Saturday, 11 August 2012

6 Reasons You May Not Be Reaching Your Maximum Tape Drive Capacity

By Chris Whitehead


Most tape formats detail the maximum local capacity (without compression) and the maximum compressed capacity. These figures are approximate maximum capacities for the tape drive and these maximums are obtained under ideal conditions.

Because realworld systems rarely meet great conditions, you can struggle to achieve the specified maximums. As an example, the kind of info you are endeavoring to compress has a great effect on capacity. Some types of info just do not compress well.

If you're seeing noticeably lower capacity, it could be due to one or more of the following reasons:

The tape drive's info compression is not enabled. Tape drives that compress info use compression by default. But there are tactics for tape drive compression to be turned off through the backup application. Take a look at your application to determine if it has got a setting for hardware compression. Usually, you'll be wanting to ensure hardware compression is turned on.

You may be writing info that doesn't compress well.Maximum capacities for tapes are usually based primarily on a median 2:1 data compression proportion (or 2.5:1 for Exabyte M2 drives and some Sony AIT drives). Some sorts of data compress at a higher ratio; others compress at a lower proportion. For instance, executable files and graphics files typically don't compress well.

The tape drive could be trying to compress info that is already compressed.If your backup programme compresses information before sending it to the tape drive, the tape drive can't compress it further. Actually the extra attempt at compression may cause the information to expand. Do not use both software and hardware information compression. If the tape drive is ready to compress info, turn off the software compression in your backup application.In the same way, compressed files on your hard disk won't compress any further when fed thru the tape drive's hardware compression chip. If you're backing up a high percentage of already compressed files, such as MP3, AVI, and JPG files, then you will not see any farther compression at the tape drive level. Actually as the information is compressed twice, it may very well expand. Try turning off hardware compression and software compression in your backup application.

Your system may struggle to stay abreast of the tape drive.If your PC doesn't send info to the tape drive as fast as the tape drive can write data to the tape, the tape drive stops and waits for the PC. Every time the tape drive stops, it writes gap tracks (tracks of uncertain information) to help in repositioning when more info becomes available. If the tape drive has to stop and restart frequently, tape capacity is influenced. Check if there are transfer bottlenecks in your system. For example, if you're backing up data over a 100bT network, a typical transfer rate could be far slower than you expect. In this example, converting the network to at least 1GbE and for should improve both transfer rates and tape capacity. For the latest servers and LTO5 drives, a full 6Gb/sec should be supplied to the tape drive.

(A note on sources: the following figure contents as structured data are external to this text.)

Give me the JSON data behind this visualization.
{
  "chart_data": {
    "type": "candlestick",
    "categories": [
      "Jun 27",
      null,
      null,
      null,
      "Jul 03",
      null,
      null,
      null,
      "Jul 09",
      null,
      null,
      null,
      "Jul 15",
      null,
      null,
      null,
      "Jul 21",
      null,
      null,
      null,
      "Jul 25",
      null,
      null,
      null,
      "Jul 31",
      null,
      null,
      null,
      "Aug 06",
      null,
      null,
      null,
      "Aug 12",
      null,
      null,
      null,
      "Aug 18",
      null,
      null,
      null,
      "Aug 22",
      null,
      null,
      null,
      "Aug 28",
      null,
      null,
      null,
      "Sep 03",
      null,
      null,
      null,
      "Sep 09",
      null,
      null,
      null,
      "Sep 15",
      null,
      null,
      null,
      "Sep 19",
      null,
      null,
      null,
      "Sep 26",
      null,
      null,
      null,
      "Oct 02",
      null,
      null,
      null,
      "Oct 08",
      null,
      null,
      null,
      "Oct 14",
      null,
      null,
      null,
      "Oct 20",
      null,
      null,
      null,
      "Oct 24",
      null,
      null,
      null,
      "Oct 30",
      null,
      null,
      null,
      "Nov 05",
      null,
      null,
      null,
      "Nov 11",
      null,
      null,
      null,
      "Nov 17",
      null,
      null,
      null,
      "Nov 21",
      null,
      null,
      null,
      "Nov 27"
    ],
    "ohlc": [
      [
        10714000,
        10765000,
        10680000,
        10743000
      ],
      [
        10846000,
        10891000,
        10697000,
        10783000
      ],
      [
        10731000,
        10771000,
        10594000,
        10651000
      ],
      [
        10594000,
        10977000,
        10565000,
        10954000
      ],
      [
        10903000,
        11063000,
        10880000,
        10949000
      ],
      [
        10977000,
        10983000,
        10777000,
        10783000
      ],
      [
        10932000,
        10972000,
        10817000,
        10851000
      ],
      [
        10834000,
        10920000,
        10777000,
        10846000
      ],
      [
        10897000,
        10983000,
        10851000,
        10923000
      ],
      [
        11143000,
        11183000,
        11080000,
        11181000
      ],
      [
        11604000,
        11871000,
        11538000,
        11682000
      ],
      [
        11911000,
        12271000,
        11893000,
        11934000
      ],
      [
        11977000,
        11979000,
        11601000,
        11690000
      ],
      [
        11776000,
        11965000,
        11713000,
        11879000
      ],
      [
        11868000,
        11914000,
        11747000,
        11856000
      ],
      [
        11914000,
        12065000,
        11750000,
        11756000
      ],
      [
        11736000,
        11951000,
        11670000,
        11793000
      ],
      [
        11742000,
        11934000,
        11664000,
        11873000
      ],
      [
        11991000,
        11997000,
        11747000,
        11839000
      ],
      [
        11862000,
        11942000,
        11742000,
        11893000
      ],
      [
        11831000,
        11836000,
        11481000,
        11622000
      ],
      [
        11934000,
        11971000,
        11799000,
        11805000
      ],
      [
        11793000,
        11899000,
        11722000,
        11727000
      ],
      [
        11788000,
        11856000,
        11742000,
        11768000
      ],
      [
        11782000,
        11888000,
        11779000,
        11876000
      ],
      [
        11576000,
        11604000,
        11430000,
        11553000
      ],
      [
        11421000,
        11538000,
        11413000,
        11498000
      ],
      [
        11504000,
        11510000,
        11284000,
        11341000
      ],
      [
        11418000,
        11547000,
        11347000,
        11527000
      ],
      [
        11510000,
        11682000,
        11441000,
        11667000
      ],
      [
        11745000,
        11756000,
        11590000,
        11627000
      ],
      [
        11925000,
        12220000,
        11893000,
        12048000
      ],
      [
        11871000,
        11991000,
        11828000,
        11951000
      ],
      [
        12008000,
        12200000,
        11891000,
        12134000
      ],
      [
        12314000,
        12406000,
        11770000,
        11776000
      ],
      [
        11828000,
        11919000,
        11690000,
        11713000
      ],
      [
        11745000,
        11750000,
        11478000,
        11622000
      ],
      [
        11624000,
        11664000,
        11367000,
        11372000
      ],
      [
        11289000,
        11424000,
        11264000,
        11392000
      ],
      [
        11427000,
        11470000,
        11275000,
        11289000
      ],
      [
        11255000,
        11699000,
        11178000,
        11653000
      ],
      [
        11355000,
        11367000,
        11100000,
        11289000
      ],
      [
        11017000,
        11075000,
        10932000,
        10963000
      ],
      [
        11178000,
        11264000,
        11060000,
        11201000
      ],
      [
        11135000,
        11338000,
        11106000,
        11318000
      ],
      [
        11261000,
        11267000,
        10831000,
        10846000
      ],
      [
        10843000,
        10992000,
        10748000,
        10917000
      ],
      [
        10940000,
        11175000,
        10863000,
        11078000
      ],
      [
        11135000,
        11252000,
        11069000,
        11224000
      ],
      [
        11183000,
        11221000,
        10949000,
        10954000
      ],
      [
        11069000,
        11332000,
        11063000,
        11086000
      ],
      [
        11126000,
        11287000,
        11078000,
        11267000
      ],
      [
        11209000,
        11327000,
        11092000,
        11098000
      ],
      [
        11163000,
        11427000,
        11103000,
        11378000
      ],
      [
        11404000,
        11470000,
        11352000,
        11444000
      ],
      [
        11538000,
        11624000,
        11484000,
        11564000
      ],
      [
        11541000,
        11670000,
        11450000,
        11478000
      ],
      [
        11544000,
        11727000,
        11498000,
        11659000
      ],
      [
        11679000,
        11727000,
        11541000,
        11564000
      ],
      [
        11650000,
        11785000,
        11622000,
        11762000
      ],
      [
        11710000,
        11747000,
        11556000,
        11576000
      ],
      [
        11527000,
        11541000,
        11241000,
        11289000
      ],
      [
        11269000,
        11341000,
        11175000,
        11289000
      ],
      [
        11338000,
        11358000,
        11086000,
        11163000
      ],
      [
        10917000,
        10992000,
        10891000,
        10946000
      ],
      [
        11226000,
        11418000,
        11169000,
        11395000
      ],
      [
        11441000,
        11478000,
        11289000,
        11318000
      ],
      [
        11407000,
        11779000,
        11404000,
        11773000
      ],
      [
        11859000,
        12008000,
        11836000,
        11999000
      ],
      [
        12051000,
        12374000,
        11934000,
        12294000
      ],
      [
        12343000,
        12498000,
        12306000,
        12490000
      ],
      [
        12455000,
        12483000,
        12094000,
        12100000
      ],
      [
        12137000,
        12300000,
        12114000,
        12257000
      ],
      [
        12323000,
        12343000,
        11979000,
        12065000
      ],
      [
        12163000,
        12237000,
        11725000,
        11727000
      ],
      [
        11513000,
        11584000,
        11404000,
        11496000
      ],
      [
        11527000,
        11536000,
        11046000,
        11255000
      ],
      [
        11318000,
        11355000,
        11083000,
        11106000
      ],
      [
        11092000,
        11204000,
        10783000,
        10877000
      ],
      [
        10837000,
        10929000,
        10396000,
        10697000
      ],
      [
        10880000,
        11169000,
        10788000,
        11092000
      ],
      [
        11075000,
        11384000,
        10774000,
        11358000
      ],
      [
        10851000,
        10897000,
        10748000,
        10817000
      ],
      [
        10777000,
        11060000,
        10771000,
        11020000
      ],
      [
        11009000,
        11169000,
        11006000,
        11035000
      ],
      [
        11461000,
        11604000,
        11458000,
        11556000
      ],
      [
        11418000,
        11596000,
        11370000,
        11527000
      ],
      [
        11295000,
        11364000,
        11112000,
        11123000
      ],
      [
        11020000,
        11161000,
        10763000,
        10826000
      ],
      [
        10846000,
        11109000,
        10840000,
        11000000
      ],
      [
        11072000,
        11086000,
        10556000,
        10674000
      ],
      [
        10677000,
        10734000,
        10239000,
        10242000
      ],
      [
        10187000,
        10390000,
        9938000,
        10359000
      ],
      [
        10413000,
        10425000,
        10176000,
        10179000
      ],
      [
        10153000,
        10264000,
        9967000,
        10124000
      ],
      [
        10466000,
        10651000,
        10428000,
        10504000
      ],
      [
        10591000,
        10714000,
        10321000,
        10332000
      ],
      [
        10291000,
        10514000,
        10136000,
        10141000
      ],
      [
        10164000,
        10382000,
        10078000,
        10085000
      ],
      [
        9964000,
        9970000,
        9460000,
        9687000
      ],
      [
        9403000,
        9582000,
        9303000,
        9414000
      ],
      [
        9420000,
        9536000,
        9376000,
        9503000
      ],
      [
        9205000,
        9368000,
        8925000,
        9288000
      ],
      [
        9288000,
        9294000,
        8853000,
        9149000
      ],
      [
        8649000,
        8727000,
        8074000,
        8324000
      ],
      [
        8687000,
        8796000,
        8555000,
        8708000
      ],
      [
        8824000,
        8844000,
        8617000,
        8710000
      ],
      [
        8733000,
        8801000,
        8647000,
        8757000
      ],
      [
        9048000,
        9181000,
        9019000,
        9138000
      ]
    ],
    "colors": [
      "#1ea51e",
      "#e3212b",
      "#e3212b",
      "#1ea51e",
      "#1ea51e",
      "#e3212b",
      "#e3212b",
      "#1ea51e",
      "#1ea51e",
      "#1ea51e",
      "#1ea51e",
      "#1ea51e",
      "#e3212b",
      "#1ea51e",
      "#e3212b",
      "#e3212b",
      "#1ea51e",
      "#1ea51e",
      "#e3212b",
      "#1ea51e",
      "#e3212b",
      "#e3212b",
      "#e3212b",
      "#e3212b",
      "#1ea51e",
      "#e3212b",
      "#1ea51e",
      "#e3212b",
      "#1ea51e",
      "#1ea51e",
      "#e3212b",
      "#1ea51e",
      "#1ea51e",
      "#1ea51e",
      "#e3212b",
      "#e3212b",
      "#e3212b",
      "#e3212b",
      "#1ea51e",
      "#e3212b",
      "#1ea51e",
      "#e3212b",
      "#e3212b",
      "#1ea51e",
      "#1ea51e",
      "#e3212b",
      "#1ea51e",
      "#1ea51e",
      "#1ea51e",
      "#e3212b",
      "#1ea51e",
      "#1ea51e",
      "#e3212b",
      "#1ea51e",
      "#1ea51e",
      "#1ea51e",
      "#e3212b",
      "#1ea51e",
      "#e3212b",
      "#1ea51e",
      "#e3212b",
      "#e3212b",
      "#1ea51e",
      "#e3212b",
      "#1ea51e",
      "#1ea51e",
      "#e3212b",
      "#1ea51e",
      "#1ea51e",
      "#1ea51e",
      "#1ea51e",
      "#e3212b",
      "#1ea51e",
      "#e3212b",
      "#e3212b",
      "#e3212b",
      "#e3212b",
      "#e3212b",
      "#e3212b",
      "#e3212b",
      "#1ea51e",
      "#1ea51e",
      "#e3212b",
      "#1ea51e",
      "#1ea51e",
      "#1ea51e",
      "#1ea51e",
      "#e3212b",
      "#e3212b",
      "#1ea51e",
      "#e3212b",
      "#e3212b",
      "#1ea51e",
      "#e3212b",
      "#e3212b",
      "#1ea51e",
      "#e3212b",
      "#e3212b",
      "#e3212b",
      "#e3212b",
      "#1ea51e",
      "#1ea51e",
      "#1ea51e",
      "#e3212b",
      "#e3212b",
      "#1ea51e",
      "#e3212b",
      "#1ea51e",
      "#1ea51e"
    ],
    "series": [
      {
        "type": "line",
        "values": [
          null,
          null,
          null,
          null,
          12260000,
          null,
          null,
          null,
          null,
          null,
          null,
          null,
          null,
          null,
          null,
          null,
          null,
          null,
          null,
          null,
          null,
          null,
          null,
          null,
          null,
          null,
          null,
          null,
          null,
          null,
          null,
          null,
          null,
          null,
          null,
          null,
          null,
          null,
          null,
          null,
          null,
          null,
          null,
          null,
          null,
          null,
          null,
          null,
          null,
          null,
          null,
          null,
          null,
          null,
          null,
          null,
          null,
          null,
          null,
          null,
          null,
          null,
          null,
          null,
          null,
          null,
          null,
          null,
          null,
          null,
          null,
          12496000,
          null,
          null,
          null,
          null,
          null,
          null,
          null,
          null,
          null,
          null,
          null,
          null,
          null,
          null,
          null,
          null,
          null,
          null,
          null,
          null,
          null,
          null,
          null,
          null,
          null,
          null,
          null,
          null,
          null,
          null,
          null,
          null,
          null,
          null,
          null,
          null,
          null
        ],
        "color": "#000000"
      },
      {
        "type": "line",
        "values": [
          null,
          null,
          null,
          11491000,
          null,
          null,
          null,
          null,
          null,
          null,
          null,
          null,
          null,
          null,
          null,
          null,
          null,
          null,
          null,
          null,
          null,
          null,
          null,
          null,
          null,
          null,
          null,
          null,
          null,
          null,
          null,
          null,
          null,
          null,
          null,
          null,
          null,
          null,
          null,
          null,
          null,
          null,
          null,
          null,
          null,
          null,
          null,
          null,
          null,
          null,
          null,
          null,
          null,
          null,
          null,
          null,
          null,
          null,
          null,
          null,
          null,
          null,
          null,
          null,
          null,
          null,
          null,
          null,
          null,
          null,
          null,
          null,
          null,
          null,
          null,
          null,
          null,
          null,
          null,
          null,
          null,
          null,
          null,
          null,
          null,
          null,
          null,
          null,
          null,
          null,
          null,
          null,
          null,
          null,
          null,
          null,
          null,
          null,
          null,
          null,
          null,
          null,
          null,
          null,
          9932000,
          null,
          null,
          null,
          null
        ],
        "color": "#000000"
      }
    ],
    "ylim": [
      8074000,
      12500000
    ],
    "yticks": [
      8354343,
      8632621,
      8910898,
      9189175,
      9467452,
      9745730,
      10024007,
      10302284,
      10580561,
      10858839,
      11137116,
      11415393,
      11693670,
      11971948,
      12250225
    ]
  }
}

Your tape may be prepared for retirement.If you're using a tape that's well worn, the tape drive could be performing high numbers of rewrites to correct errors. Over the top rewrites scale back the tape's capacity. Try cleaning the tape drive with the proper cleaning tape for your machine using a new tape, and ensure you are using high quality data cartridges.

Your tape drive may need to be cleaned.An accretion of debris in the tape drive or on the recording heads can end up in increased blunder rates and rewrites. If you haven't cleaned your tape drive recently, try cleaning it with the right Cleaning Cartridge for your tape drive model.